Issue Date: Sunglasses JulyAug 2008


LIFE IN TECHNICOLOR


Missoni. It’s a story of love, vision, and color; a union of creative minds and unrelenting spirits.

Ana Montoya
Missoni. It’s a story of love, vision, and color; a union of creative minds and unrelenting spirits. Without Missoni, Italian fashion—and that of the world—may have never known the artistry of vibrant patterns brought to life in kaleidoscope-like knitwear. Ottavio and Rosita Missoni not only set out to change the fashion world, but also created art by experimenting with unconventional fabrics like rayon viscose and reinterpreting traditional uses of the Rachel machine, which was originally only utilized for making shawls.

Written In the Stars

It was 1948 when Rosita Jelmini and Ottavio Missoni met by chance at Wembley Stadium during the London Olympics. She had traveled
to the U.K. to perfect her study of the English language. Ottavio had designed wool tracksuits for the Italian Olympic team and was also in town to participate with the Italian National Track Team himself. One could say the two were destined to meet, and by some divine intervention they did. The rest is history.
    Five years later they were married at Golasecca, a village near the Ticino River in the province of Varese, Italy. That very same year the two set up their own small knitwear workshop in their basement, continuing an enterprise that Ottavio had begun in Trieste a year before the couple met.

An Outburst of Color

Born in 1953, it was only a few years before the visionary Missoni brand was on the map, gracing the pages of
fashion magazines by 1960. The family-run business set trends in the creation of knit-wear and cemented its niche in colorful designs that were ahead of their time.
    Heavily influenced by folk art, artisans Rosita and Ottavio used a multitude of shades, fabrics, textures, and patterns to produce ready-to-wear sweaters, skirts, dresses, and jackets. Innovative and eccentric stripes, zigzags, wave designs with flame effects, geometrics, and florals were intrin-sically woven into the brand’s products.
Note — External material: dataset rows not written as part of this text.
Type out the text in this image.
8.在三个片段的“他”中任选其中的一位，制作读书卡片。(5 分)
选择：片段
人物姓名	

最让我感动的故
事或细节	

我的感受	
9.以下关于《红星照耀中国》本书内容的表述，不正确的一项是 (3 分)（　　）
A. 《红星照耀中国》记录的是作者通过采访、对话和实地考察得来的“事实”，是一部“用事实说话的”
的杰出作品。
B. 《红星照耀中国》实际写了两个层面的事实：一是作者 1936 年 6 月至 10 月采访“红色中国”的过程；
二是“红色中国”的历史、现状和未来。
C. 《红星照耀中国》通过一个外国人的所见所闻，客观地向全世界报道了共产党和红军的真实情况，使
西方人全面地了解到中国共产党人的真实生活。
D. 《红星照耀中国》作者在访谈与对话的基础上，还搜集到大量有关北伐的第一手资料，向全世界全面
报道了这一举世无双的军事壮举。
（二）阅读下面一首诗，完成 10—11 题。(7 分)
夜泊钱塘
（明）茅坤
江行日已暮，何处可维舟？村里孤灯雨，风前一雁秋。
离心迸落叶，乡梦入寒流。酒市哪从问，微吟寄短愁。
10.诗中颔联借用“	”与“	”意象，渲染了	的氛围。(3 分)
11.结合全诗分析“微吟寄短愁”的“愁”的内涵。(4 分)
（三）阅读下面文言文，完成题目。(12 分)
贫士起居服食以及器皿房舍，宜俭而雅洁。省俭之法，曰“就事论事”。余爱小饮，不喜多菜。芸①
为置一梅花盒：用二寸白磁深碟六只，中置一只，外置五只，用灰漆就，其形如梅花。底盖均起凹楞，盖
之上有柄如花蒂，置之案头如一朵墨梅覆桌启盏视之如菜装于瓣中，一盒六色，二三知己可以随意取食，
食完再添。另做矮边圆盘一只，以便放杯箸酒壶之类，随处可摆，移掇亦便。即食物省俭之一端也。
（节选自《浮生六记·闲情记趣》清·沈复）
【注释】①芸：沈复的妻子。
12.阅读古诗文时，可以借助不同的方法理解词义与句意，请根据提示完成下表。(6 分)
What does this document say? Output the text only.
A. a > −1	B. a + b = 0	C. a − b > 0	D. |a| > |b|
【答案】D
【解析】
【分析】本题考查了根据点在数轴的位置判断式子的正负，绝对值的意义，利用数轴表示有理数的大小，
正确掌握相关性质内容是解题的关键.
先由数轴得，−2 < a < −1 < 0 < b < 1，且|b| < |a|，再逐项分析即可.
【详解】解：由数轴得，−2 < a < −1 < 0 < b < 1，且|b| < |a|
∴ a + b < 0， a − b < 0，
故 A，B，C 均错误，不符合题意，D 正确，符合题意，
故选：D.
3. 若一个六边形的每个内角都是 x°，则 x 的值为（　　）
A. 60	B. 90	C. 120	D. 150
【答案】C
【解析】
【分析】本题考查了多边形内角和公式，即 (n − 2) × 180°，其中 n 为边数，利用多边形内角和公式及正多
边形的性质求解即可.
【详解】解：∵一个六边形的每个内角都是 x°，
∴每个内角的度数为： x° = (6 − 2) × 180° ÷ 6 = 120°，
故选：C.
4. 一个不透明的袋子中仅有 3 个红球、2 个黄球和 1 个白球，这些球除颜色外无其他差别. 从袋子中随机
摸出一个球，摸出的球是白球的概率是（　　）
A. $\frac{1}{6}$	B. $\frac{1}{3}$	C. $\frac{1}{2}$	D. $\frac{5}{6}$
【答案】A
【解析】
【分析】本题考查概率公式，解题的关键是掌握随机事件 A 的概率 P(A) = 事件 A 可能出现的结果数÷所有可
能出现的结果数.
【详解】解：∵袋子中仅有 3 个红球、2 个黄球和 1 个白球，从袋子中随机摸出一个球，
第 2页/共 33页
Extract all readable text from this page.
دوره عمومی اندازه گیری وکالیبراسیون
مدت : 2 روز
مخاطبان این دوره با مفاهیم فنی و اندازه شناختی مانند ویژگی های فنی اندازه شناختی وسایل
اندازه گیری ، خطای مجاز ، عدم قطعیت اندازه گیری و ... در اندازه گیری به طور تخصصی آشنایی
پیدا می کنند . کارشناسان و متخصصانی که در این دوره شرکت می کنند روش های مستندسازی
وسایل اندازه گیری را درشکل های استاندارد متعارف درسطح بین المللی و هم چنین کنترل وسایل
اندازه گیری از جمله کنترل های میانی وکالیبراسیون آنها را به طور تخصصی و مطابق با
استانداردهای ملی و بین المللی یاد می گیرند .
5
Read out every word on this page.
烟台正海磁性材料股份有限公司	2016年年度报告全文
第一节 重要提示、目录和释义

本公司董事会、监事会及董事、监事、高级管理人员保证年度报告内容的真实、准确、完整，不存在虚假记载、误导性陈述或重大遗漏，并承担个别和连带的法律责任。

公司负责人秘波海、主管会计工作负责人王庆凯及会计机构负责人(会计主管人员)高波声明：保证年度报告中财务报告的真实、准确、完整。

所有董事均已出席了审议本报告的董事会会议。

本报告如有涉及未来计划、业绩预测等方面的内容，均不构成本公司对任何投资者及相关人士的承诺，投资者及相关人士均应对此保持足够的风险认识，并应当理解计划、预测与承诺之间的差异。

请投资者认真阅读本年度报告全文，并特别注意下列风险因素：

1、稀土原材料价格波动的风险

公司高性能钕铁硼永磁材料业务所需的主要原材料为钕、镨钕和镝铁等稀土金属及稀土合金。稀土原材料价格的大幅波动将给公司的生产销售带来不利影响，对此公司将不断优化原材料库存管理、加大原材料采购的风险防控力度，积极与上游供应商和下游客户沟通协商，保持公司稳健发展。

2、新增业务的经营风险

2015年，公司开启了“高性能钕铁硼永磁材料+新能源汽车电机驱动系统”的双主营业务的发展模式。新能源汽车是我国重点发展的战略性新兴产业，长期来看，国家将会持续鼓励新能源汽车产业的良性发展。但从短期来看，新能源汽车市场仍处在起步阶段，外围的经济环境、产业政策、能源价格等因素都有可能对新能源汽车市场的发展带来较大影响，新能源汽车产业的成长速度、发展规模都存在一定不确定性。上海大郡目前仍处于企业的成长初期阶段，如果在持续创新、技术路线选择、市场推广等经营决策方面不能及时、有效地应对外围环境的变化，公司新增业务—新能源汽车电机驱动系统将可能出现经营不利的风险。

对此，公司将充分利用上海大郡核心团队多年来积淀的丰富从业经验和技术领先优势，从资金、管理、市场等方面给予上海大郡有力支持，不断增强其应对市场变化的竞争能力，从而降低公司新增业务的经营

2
This exquisite blend of metaphorical and abstract motifs were inspired by nature, architecture, and various cultures.


Perfecting an Art
Ottavio’s masterpieces garnered much acclaim, including comparisons to contemporary works of art, which later
resulted in an exhibition of Missoni Patchwork at the Metropolitan Museum of Art in New York 1973. It wasn’t long before the brand’s first collection of household linens was launched.
    The secret to Missoni’s success is perhaps the fact that instead of changing the style with every season as most fashion designers do, Rosita and Ottavio created a tech-nique that they constantly worked to improve. And year after year they came out with more powerful colors than before. Even though their creations were dubbed as “museum pieces,” they maintained a wearable quality that reflected imagination and an air of simplicity.

Beyond Knits
Tapestries, men’s clothing, fragrances, jewelry, shoes, handbags, belts, hosiery, swimwear, eyewear, and sunwear have since been added to the brand. Today the couple’s children run the company. Their daughter Angela is the Creative Director while sons Luca and Vittorio oversee the business.
    Missoni’s brilliant hues and patterns are clearly the inspiration for the sunwear collection’s design. Stripes, colors, and motifs from the knitwear are translated into the vintage-shaped frames in shades of summer skies to burgundy/lilac/ chocolate streaks. Warm tones are hidden behind tortoiseshell fronts or burst onto temples and endpieces flaunting a contrast of colors.
    Swarovski crystals form geometric sequences that are reminiscent of the brand. Rounded silhouettes are accented by black and white solids, while shaded lenses mask the eyes of the Missoni woman—the eternal muse for this collection.